WHAT IS VISIBLE: Robert Lemay’s 20th anniversary show
Douglas Udell Gallery, Edmonton
Until October 15, 2005
By Gilbert A. Bouchard
Our postmodern era’s love of historic juxtaposition has proven to be a challenge for visual artists.
Suddenly freed from traditional constraints of highbrow art conventions, artists can now move between graphic realities and genres, copying and commenting from any and all visual art references — from sketches taken on a trip to Europe’s historic great galleries to lowbrow comic books and advertisements to images lifted off of the TV.
Ironically enough, many artists have reacted poorly to this surplus of sources. Traps include falling to pastiche, surface quotations or simply ignoring the aesthetic possibilities arising from wild visual choice and sticking doggedly (or even dogmatically) to a single, albeit limited, vocabulary choice, be it high modern abstracts or highly mannered pop culture collages.
Then you have artists like Edmonton’s Robert Lemay. This longtime, still-life painter represented by Douglas Udell Gallery (his 20-painting-strong 20th anniversary show What is Visible on exhibit October 1 - 15) manages to make the open-ended possibilities of postmodern/poststructuralist quotation work for him, but in a surprisingly subtle and beautifully old-school fashion.
Lemay deftly works in his wildly contrasting visual touchstones — paying homage to the brilliantly naturalistic (Baroque) art produced between 1600 to 1750 as well as to contemporary interior design — in a way that contains the contrasts in a highly crafted and highly mannered series of work while giving his sources enough intellectual room to develop on their own.

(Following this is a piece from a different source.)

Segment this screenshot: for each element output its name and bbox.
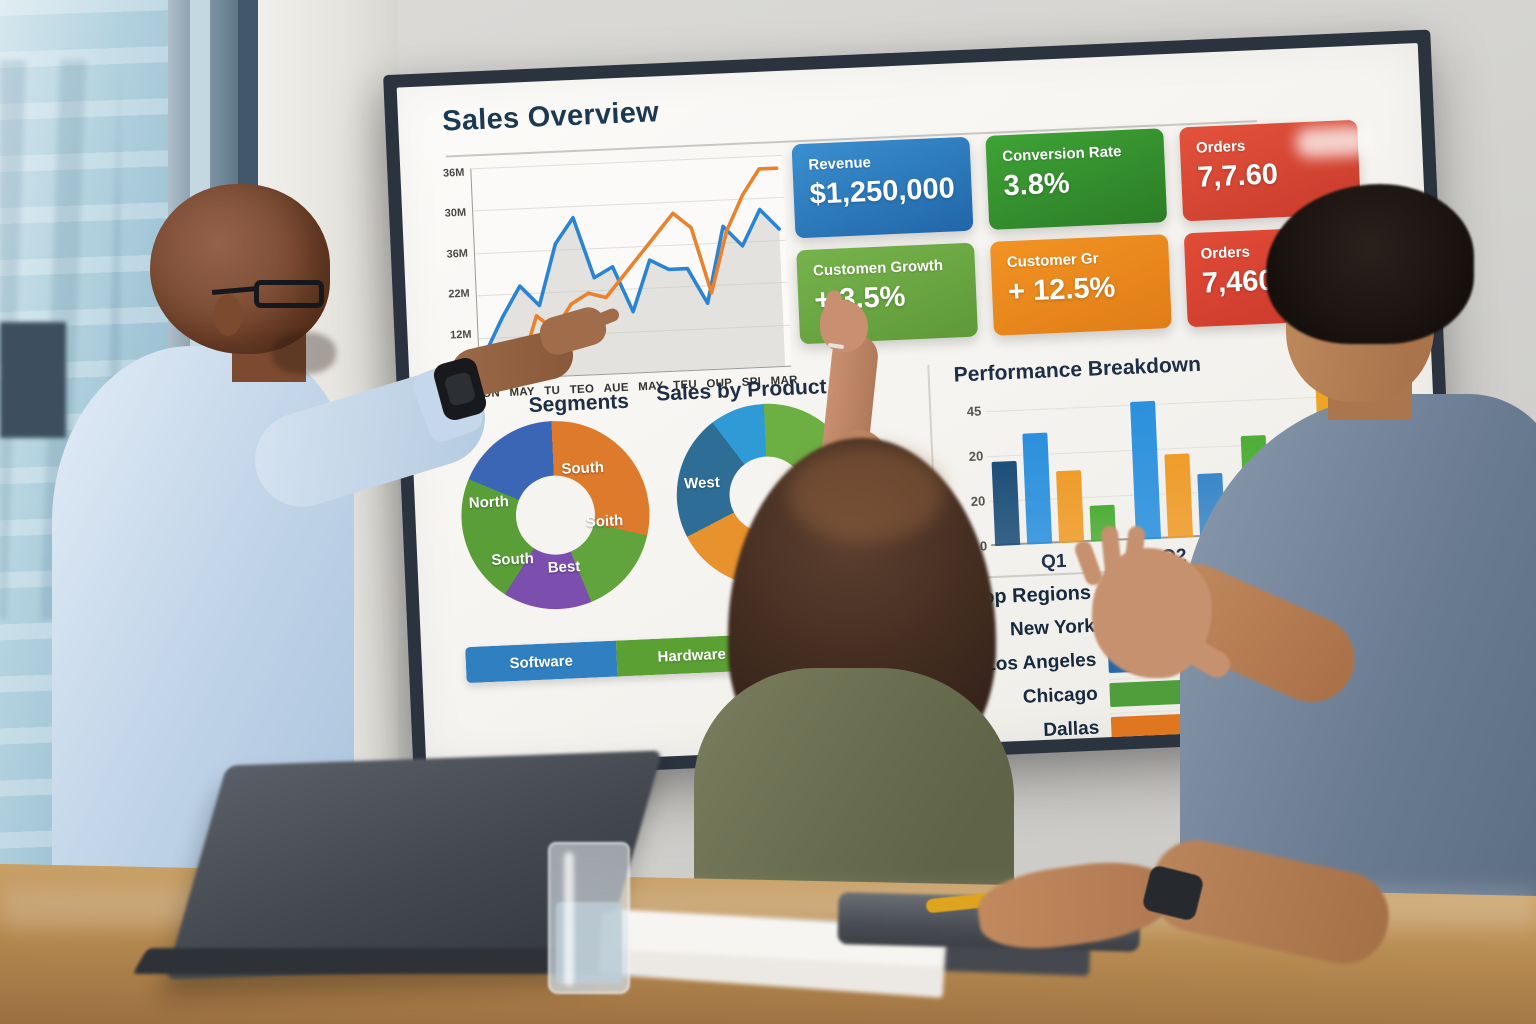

History lives and breathes in an engaged 21st century context in these high-veracity works while the modern touches are all lovingly grounded in their respective historical contexts.
Of course, this genre-busting reality is not totally an invention of our era. Lemay himself notes that his interest in the Baroque has everything to do with the fact that it was the time period when all our modern artistic genres emerged as separate realities along with the artistic dialogue that has defined their reality since.

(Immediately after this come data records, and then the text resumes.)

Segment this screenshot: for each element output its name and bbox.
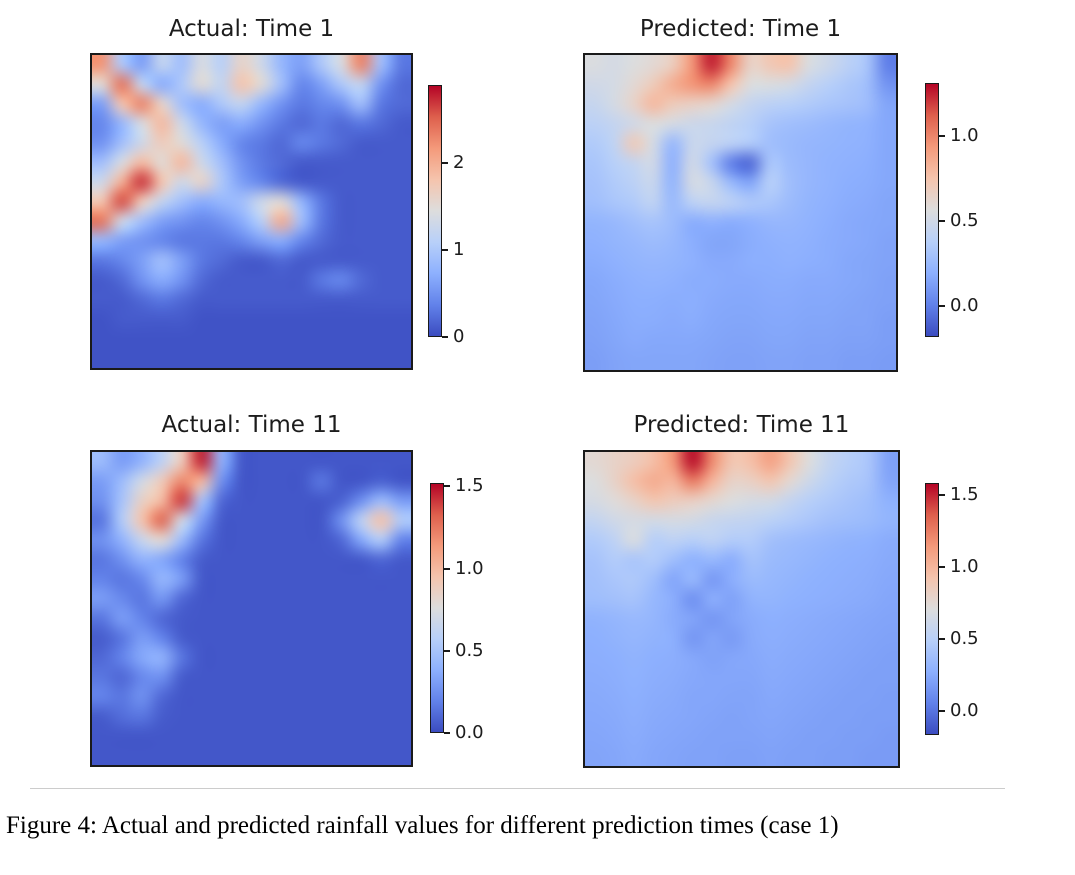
colorbar-tick-mark: [442, 249, 448, 252]
colorbar-tick-mark: [939, 637, 945, 640]
colorbar-tick-label: 1: [453, 239, 465, 261]
colorbar-gradient: [428, 85, 442, 337]
colorbar-tick-mark: [939, 305, 945, 308]
colorbar-gradient: [925, 83, 939, 337]
colorbar-tick-label: 0.5: [455, 639, 484, 661]
colorbar-actual-time-1: 0 1 2: [428, 85, 464, 346]
colorbar-tick-mark: [442, 336, 448, 338]
caption-separator-line: [30, 788, 1005, 789]
panel-title-actual-time-11: Actual: Time 11: [161, 412, 342, 438]
panel-predicted-time-11: [583, 450, 900, 768]
colorbar-tick-label: 1.0: [950, 555, 979, 577]
colorbar-tick-label: 2: [453, 152, 465, 174]
colorbar-actual-time-11: 0.0 0.5 1.0 1.5: [430, 477, 484, 742]
colorbar-tick-label: 1.0: [950, 124, 979, 146]
colorbar-tick-label: 0.0: [455, 722, 484, 743]
panel-predicted-time-1: [583, 53, 898, 372]
colorbar-tick-mark: [444, 485, 450, 488]
colorbar-predicted-time-1: 0.0 0.5 1.0: [925, 83, 979, 337]
heatmap-actual-time-11: [92, 452, 411, 765]
colorbar-tick-mark: [444, 649, 450, 652]
panel-title-predicted-time-1: Predicted: Time 1: [639, 16, 842, 42]
colorbar-tick-mark: [444, 732, 450, 734]
panel-title-actual-time-1: Actual: Time 1: [168, 16, 335, 42]
colorbar-tick-mark: [442, 162, 448, 165]
colorbar-gradient: [925, 483, 939, 735]
colorbar-tick-label: 1.0: [455, 557, 484, 579]
colorbar-tick-label: 0: [453, 326, 465, 347]
colorbar-tick-mark: [939, 493, 945, 496]
panel-actual-time-1: [90, 53, 413, 370]
colorbar-tick-label: 0.0: [950, 699, 979, 721]
panel-actual-time-11: [90, 450, 413, 767]
colorbar-tick-mark: [444, 567, 450, 570]
colorbar-tick-mark: [939, 709, 945, 712]
colorbar-tick-label: 0.0: [950, 295, 979, 317]
colorbar-tick-label: 1.5: [455, 475, 484, 497]
panel-title-predicted-time-11: Predicted: Time 11: [633, 412, 850, 438]
heatmap-predicted-time-1: [585, 55, 896, 370]
colorbar-tick-label: 0.5: [950, 210, 979, 232]
heatmap-actual-time-1: [92, 55, 411, 368]
colorbar-tick-label: 1.5: [950, 483, 979, 505]
colorbar-tick-mark: [939, 565, 945, 568]
colorbar-tick-mark: [939, 134, 945, 137]
colorbar-tick-mark: [939, 220, 945, 223]
figure-caption: Figure 4: Actual and predicted rainfall …: [6, 812, 839, 839]
heatmap-predicted-time-11: [585, 452, 898, 766]
colorbar-gradient: [430, 483, 444, 733]
colorbar-predicted-time-11: 0.0 0.5 1.0 1.5: [925, 483, 979, 735]
colorbar-tick-label: 0.5: [950, 627, 979, 649]
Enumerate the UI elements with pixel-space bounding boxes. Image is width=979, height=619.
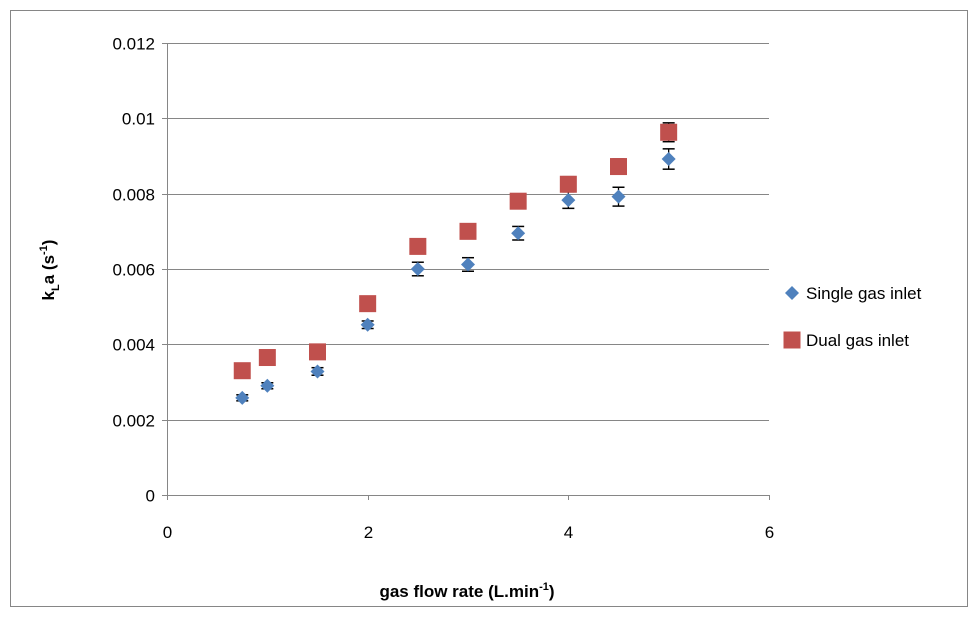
single-gas-inlet-point	[410, 262, 425, 276]
legend-label: Dual gas inlet	[806, 331, 909, 350]
y-tick-label: 0.004	[112, 336, 155, 355]
dual-gas-inlet-point	[660, 123, 678, 141]
y-tick-label: 0.01	[122, 110, 155, 129]
single-gas-inlet-point	[611, 189, 626, 204]
dual-gas-inlet-point	[509, 192, 527, 210]
dual-gas-inlet-point	[233, 362, 251, 380]
single-gas-inlet-point	[661, 152, 676, 167]
y-tick-label: 0	[146, 487, 155, 506]
single-gas-inlet-point	[260, 378, 275, 393]
dual-gas-inlet-point	[610, 158, 627, 176]
single-gas-inlet-point	[511, 226, 526, 241]
x-tick-label: 0	[163, 523, 172, 542]
single-gas-inlet-point	[360, 317, 375, 332]
y-tick-label: 0.008	[112, 186, 155, 205]
y-tick-label: 0.002	[112, 412, 155, 431]
y-tick-label: 0.006	[112, 261, 155, 280]
dual-gas-inlet-point	[409, 237, 427, 255]
x-tick-label: 6	[765, 523, 774, 542]
single-gas-inlet-point	[461, 257, 475, 272]
marker-layer	[233, 123, 678, 405]
x-tick-label: 2	[364, 523, 373, 542]
legend-label: Single gas inlet	[806, 284, 922, 303]
y-tick-label: 0.012	[112, 35, 155, 54]
legend: Single gas inlet Dual gas inlet	[783, 284, 922, 350]
dual-gas-inlet-point	[258, 349, 276, 367]
single-gas-inlet-point	[310, 364, 325, 379]
dual-gas-inlet-point	[559, 175, 577, 193]
dual-gas-inlet-point	[359, 295, 377, 313]
y-axis-title: kLa (s-1)	[38, 240, 62, 301]
legend-marker-dual-gas-inlet	[783, 331, 801, 349]
x-tick-label: 4	[564, 523, 573, 542]
chart-outer-border	[10, 10, 968, 607]
legend-marker-single-gas-inlet	[785, 286, 799, 300]
single-gas-inlet-point	[561, 193, 576, 208]
dual-gas-inlet-point	[309, 343, 326, 361]
dual-gas-inlet-point	[459, 222, 477, 240]
single-gas-inlet-point	[235, 390, 250, 405]
x-axis-title: gas flow rate (L.min-1)	[379, 581, 554, 601]
axis-layer: 0 0.002 0.004 0.006 0.008 0.01 0.012 0 2 4 6	[112, 35, 774, 543]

Hence, understanding Baroque genres and quoting them in enough clarity in a pomo context is an easy way of deconstructing the core idea of genre in full cross-history context, or rather allowing the work to gently deconstruct itself. (This theoretical layering sits in the title of the show: a quote from the writing of John “Ways of Seeing” Berger, a commentator who asserted that Baroque painting was a great leap forward in depicting the hard and fast realities of an increasingly materialistic 17th century world. It doesn’t take too much of a stretch to see how cleanly that great paradigm shift applies to our own object-oriented and complex era.)

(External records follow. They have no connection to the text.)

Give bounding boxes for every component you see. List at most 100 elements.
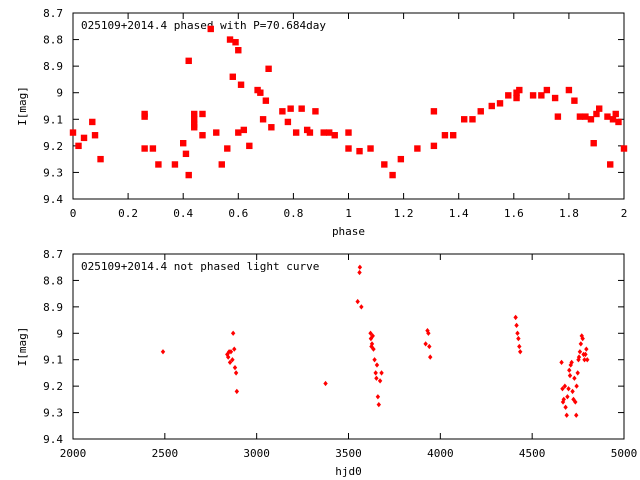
chart-title: 025109+2014.4 not phased light curve bbox=[81, 260, 319, 273]
data-point bbox=[414, 145, 421, 152]
data-point bbox=[233, 370, 239, 376]
data-point bbox=[570, 388, 575, 395]
data-point bbox=[576, 354, 582, 360]
data-point bbox=[237, 81, 245, 88]
data-point bbox=[284, 118, 292, 126]
data-point bbox=[218, 161, 225, 168]
data-point bbox=[560, 399, 566, 405]
y-tick-label: 9.3 bbox=[43, 166, 63, 179]
data-point bbox=[397, 155, 405, 163]
data-point bbox=[232, 365, 238, 371]
data-point bbox=[430, 142, 438, 150]
data-point bbox=[374, 375, 379, 381]
data-point bbox=[573, 399, 578, 405]
x-tick-label: 1.2 bbox=[394, 207, 414, 220]
data-point bbox=[292, 129, 300, 136]
data-point bbox=[516, 335, 521, 342]
y-tick-label: 9.3 bbox=[43, 407, 63, 420]
plot-frame bbox=[72, 12, 625, 200]
x-tick-label: 4500 bbox=[519, 447, 546, 460]
data-point bbox=[375, 394, 381, 400]
x-tick-label: 0.4 bbox=[173, 207, 193, 220]
data-point bbox=[569, 359, 574, 365]
data-point bbox=[580, 335, 585, 342]
y-tick-label: 9.2 bbox=[43, 140, 63, 153]
data-point bbox=[89, 118, 96, 126]
data-point bbox=[607, 161, 614, 168]
data-point bbox=[566, 386, 571, 392]
data-point bbox=[232, 346, 237, 352]
data-point bbox=[262, 97, 270, 104]
data-point bbox=[191, 110, 198, 118]
data-point bbox=[182, 150, 190, 158]
data-point bbox=[298, 105, 305, 112]
data-point bbox=[279, 108, 286, 115]
data-point bbox=[579, 333, 584, 339]
x-tick-label: 3000 bbox=[243, 447, 270, 460]
data-point bbox=[265, 65, 272, 72]
data-point bbox=[235, 129, 242, 136]
x-tick-label: 5000 bbox=[611, 447, 638, 460]
data-point bbox=[574, 412, 579, 418]
x-tick-label: 1.6 bbox=[504, 207, 524, 220]
y-tick-label: 8.9 bbox=[43, 60, 63, 73]
data-point bbox=[171, 161, 179, 168]
y-tick-label: 9.1 bbox=[43, 354, 63, 367]
data-point bbox=[185, 57, 192, 65]
data-point bbox=[583, 351, 588, 358]
data-point bbox=[575, 370, 580, 376]
chart-panel-1: 0 0.2 0.4 0.6 0.8 1 1.2 1.4 1.6 1.8 2 8.7 8.8 8.9 9 9.1… bbox=[16, 7, 627, 238]
data-point bbox=[567, 367, 572, 373]
data-point bbox=[615, 118, 622, 126]
data-point bbox=[604, 113, 611, 120]
data-point bbox=[561, 396, 566, 402]
data-point bbox=[543, 86, 551, 94]
data-point bbox=[515, 330, 520, 336]
data-point bbox=[199, 132, 206, 139]
data-point bbox=[477, 108, 484, 115]
x-axis-label: hjd0 bbox=[335, 465, 362, 478]
data-point bbox=[75, 142, 82, 150]
data-point bbox=[374, 362, 380, 368]
data-point bbox=[224, 145, 231, 152]
data-point bbox=[577, 349, 583, 355]
data-point bbox=[326, 129, 333, 136]
data-point bbox=[229, 73, 236, 80]
data-point bbox=[517, 343, 522, 350]
data-point bbox=[371, 346, 376, 352]
data-point bbox=[554, 113, 562, 120]
data-point bbox=[232, 39, 239, 46]
data-point bbox=[565, 86, 573, 94]
data-point bbox=[376, 402, 382, 408]
data-point bbox=[246, 142, 253, 150]
data-point bbox=[185, 171, 192, 179]
data-point bbox=[230, 357, 235, 363]
data-point bbox=[578, 341, 584, 347]
y-tick-label: 9.4 bbox=[43, 193, 63, 206]
data-point bbox=[207, 25, 214, 33]
data-point bbox=[320, 129, 327, 136]
data-point bbox=[80, 134, 88, 142]
data-point bbox=[228, 349, 234, 355]
y-tick-label: 9.4 bbox=[43, 433, 63, 446]
data-point bbox=[91, 132, 99, 139]
data-point bbox=[306, 129, 314, 136]
chart-title: 025109+2014.4 phased with P=70.684day bbox=[81, 19, 326, 32]
data-point bbox=[593, 110, 600, 118]
data-point bbox=[370, 333, 375, 339]
data-point bbox=[560, 386, 565, 392]
data-point bbox=[514, 322, 519, 328]
data-point bbox=[551, 94, 559, 102]
data-point bbox=[574, 383, 579, 389]
data-point bbox=[609, 116, 617, 123]
data-point bbox=[97, 155, 104, 163]
data-point bbox=[426, 330, 431, 336]
data-point bbox=[213, 129, 220, 136]
data-point bbox=[529, 92, 537, 99]
data-point bbox=[584, 346, 589, 352]
x-tick-label: 2000 bbox=[60, 447, 87, 460]
y-tick-label: 8.8 bbox=[43, 274, 63, 287]
data-point bbox=[287, 105, 294, 112]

While past shows of Lemay’s have riffed off of openly consumer-oriented Baroque traits like the deployment of luxurious draperies and table covers matched by exuberant, overflowing mounds of cut flowers and produce, this particular show sees him playing in a more openly self-referential manner.
These are far more ‘dramatic’ works boasting simple arrangements of dramatically lit flowers, vases and fruit on stark brown-black backgrounds. The effect is as if the objects were being lit in an artificial black-box theatre fashion, creating work-aware-of-being-work (after all, what is more ‘staged’ than a still life) that revels in its modern esthetic owing as much to contemporary photography and fancy design magazines as early Spanish still-life artists.
These stark and pared-down compositions — some with only a single blossom — also embrace the self-awareness of spirituality, aiming both for the ideal of Zen simplicity and controlled contemplation as it does the more Christian-friendly concept of the religious altar-piece and the deep western interconnections between theatre, visual art and religion. (Again, connections that just wait to be plucked from the work rather than being forced into being: Lemay’s work while endlessly eloquent pointedly skirts the didactic.)
Lastly, Lemay openly addresses the postmodern in a newish array of highly contemporary fragmented images he calls the "Matrix" series: simple still-life compositions of flowers or fruit daringly (for him) broken up over six to 12 smaller canvases. This process calls attention to the painterly reality of the work by eschewing any easy naturalism and allows more-abstract-than-not effects (Lemay opens up the work to maximum viewer participation by inviting the future owners of the work to experiment with different hanging arrays).
Ultimately all still lifes, heck all art, is created in the viewer’s mind, an issue Lemay forces — in his typically low-key fashion — with these Matrix works. Truly this underlines both his radical openness vis-a-vis influences as well as demonstrating his ever-growing self-confidence as an artist.